Bitcoin Q&A: Energy Consumption

[AUDIENCE] I want to ask you about
the energy consumption in mining. [ANDREAS] Yes?
[AUDIENCE] What is the solution for it? [ANDREAS] Well, energy consumption in mining is
— I think — misrepresented very often in two ways. [Cryptocurrency] mining is one of the few industries that is completely geographically independent, meaning that it doesn't matter where you are if you are mining, as long as you have inexpensive electricity. What that allows you to do, is choose the
location of your mining system based entirely on the local cost of electricity, which means that mining is doing market arbitrage for
the cheapest sources of electricity. In many cases, the reason the source
of electricity is cheap, is because it does not match the demand at that location, [especially] in countries where there aren't broadly deployed, efficient distribution networks for electricity.
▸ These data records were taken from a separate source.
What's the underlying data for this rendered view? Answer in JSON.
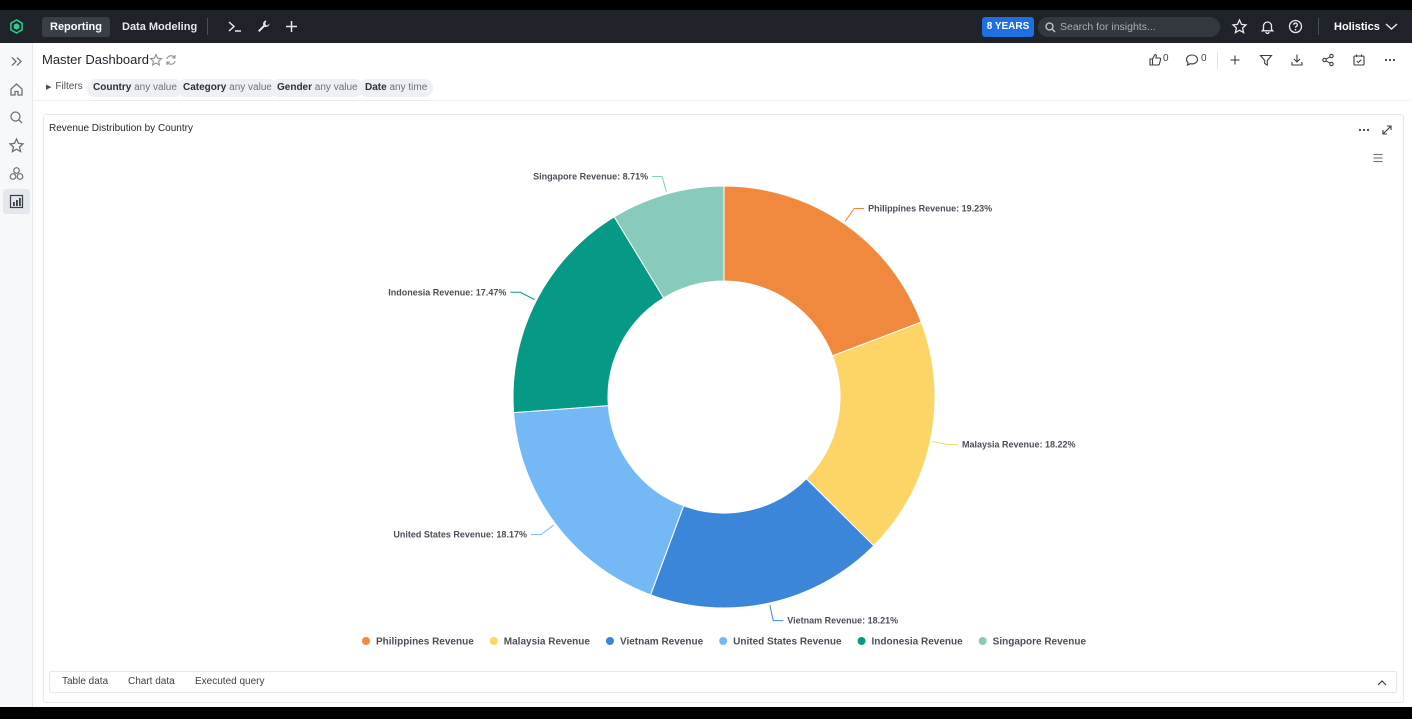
{
  "topbar": {
    "tabs": [
      "Reporting",
      "Data Modeling"
    ],
    "years_badge": "8 YEARS",
    "search_placeholder": "Search for insights...",
    "user_name": "Holistics"
  },
  "header": {
    "title": "Master Dashboard",
    "likes": "0",
    "comments": "0"
  },
  "filters": {
    "toggle_label": "Filters",
    "chips": [
      {
        "name": "Country",
        "value": "any value"
      },
      {
        "name": "Category",
        "value": "any value"
      },
      {
        "name": "Gender",
        "value": "any value"
      },
      {
        "name": "Date",
        "value": "any time"
      }
    ]
  },
  "widget": {
    "title": "Revenue Distribution by Country",
    "bottom_tabs": [
      "Table data",
      "Chart data",
      "Executed query"
    ]
  },
  "chart_data": {
    "type": "pie",
    "variant": "donut",
    "title": "Revenue Distribution by Country",
    "legend_position": "bottom",
    "slices": [
      {
        "name": "Philippines Revenue",
        "label": "Philippines Revenue: 19.23%",
        "value": 19.23,
        "color": "#f0893e"
      },
      {
        "name": "Malaysia Revenue",
        "label": "Malaysia Revenue: 18.22%",
        "value": 18.22,
        "color": "#fdd567"
      },
      {
        "name": "Vietnam Revenue",
        "label": "Vietnam Revenue: 18.21%",
        "value": 18.21,
        "color": "#3b86d9"
      },
      {
        "name": "United States Revenue",
        "label": "United States Revenue: 18.17%",
        "value": 18.17,
        "color": "#74b9f5"
      },
      {
        "name": "Indonesia Revenue",
        "label": "Indonesia Revenue: 17.47%",
        "value": 17.47,
        "color": "#069a86"
      },
      {
        "name": "Singapore Revenue",
        "label": "Singapore Revenue: 8.71%",
        "value": 8.71,
        "color": "#88cbbd"
      }
    ]
  }
}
One of the challenges with rapidly deploying and developing energy, is that you build a power plant not for the demand that it has today, but for the demand that you're going to have over the next 15 years. You have to make that investment now and grow into it,
because you can't simply move energy across a massive country when you don't have a distribution
network. I'm speaking of China, if you didn't figure it out.

That's one of the fundamental problems they have. This problem is replicated across not just China but
developing nations, as well as many developed nations. The places where electricity is needed,
and the times when electricity is needed, are almost always not the places and
times where electricity is available. What happens when you build a 50-megawatt plant in a
place where they only have 15 megawatts of demand? If it's alternative energy like wind, solar, or hydro,
you can't turn it off or turn it down. You've built it, it will produce, and then what?
You're basically wasting energy. What if, in that environment, you could find a way to turn that energy into an alternative store of value? Then instead of paying off the electricity plant
in five years, you pay off in one year, by using electricity that would otherwise be wasted.
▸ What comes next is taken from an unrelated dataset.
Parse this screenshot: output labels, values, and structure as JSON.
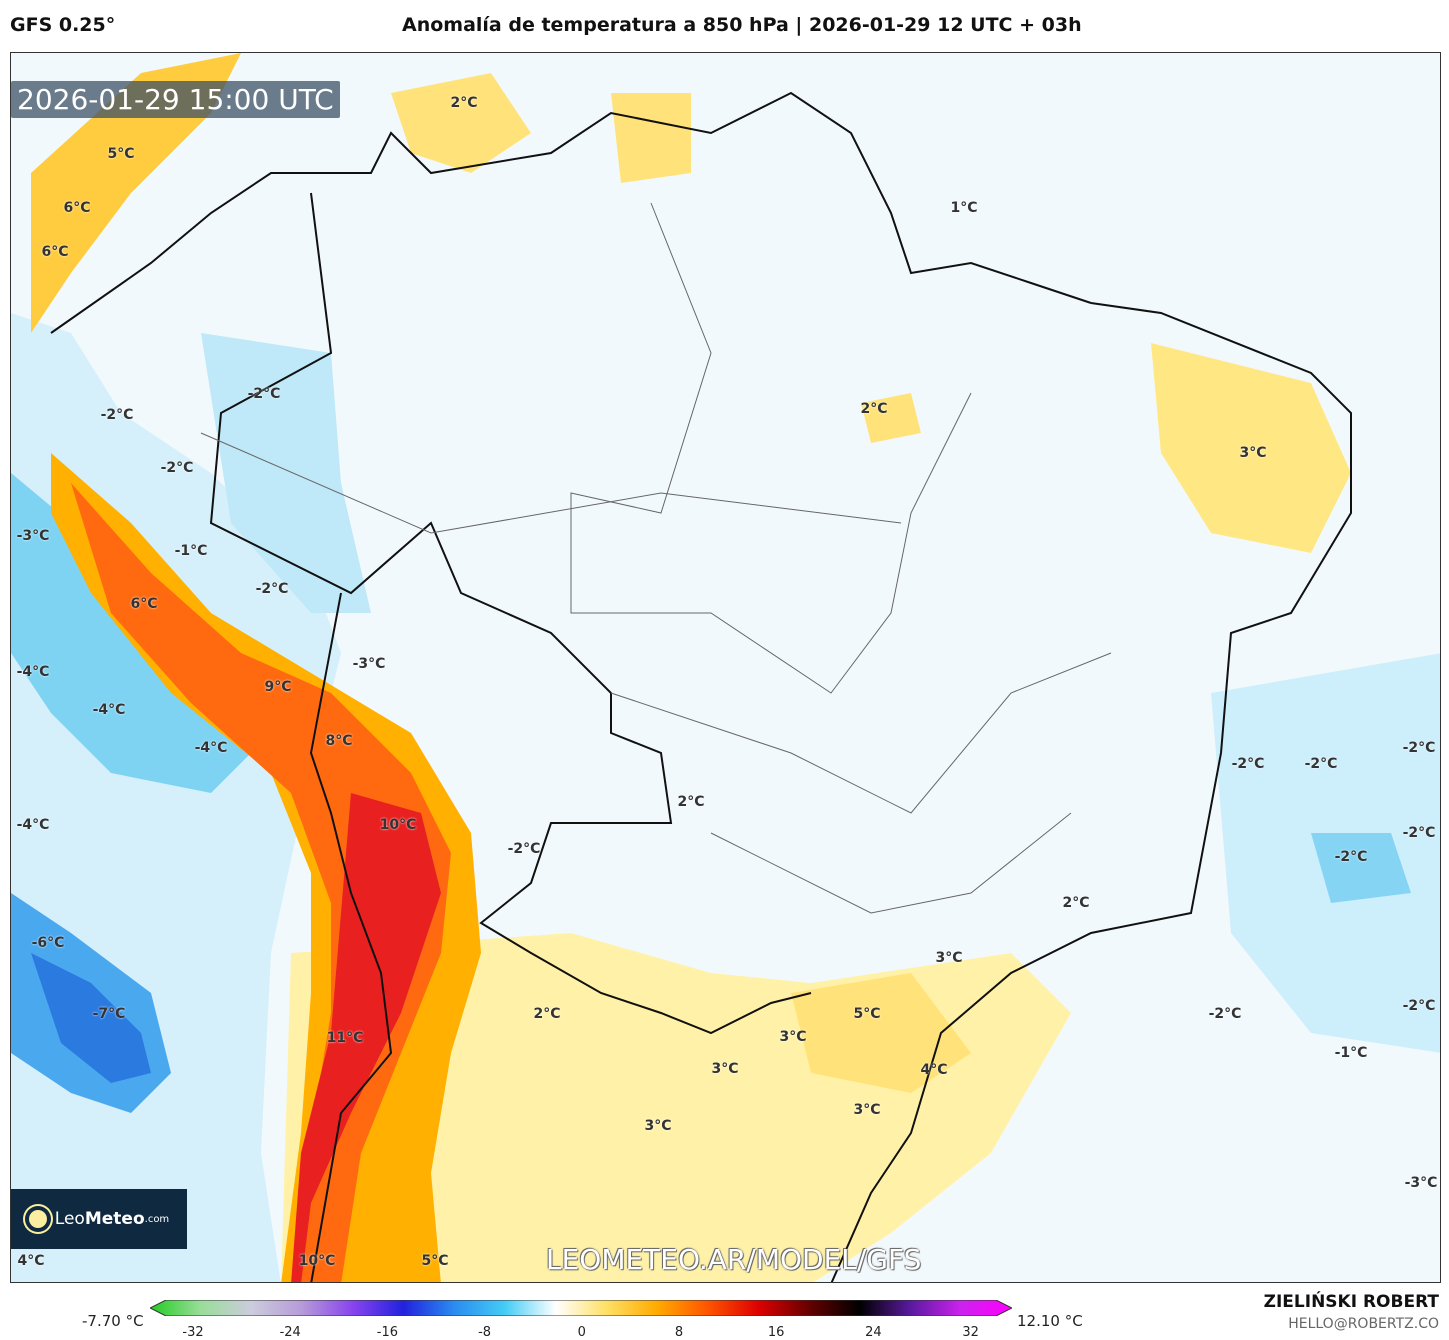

Bitcoin is an environmental subsidy to
alternative energy all around the world, because it's causing these projects to be
amortized over a year instead of five. Oh, you're telling me we were running a green coin
all this time and I didn't even notice? One problem is that… You've got to understand
it from the perspective of balancing supply and demand on a global scale without distribution networks. The decentralization of Bitcoin is driving the decentralization of energy production, which is one of the most
important trends in human history. One of the other things you've got to keep in mind is that
Bitcoin is easy to criticise for its energy consumption because it's obvious.

There are a lot more
wasteful things that are far less obvious. Every time you pull out that little plastic card
and you use it to do a transaction, you're not aware of the hundred-thousand square foot data center, churning
a hundred thousand servers to do fraud detection. Or clearing. You're not aware of the tower offices
that are lit twenty-four hours a day; the trading floors, the bank vaults,
the armored cars, the diesel trucks, etc. All of those costs are mostly hidden and
they're enormous. Are you telling me…

That perhaps Bitcoin ends up being the most efficient way to do transactions on a global scale? You've got to remember:
the level of security we have for Bitcoin today, is a level of security that can handle
global attacks, by colluding nation-states. That's the level of security needed for
this system to remain censorship-resistant. But if the system was ten times bigger with ten times
more users, it doesn't need ten times more mining. It already has globally-secure mining. What we have
is enough. There's a profit motive that drives it. It's a mistake to think that if we go global,
that cost will also multiply. Quite the opposite, in fact. Over time, the reward from mining decreases; as a result it's more likely we'll see that
gradually taper off and plateau. This is a long game. The implications and complexity of
how cost is allocated, how energy is consumed, is huge. I don't think we can afford two proof-of-work systems
on this planet; I think we might only need one.

Maybe everything else could be proof-of-stake and anchor into the only proof-of-work system we have. We need one planetary-scale proof-of-work system to offer us true energy-dependent immutability, but maybe we can only afford one.
Turns out, that might be Bitcoin's killer app!.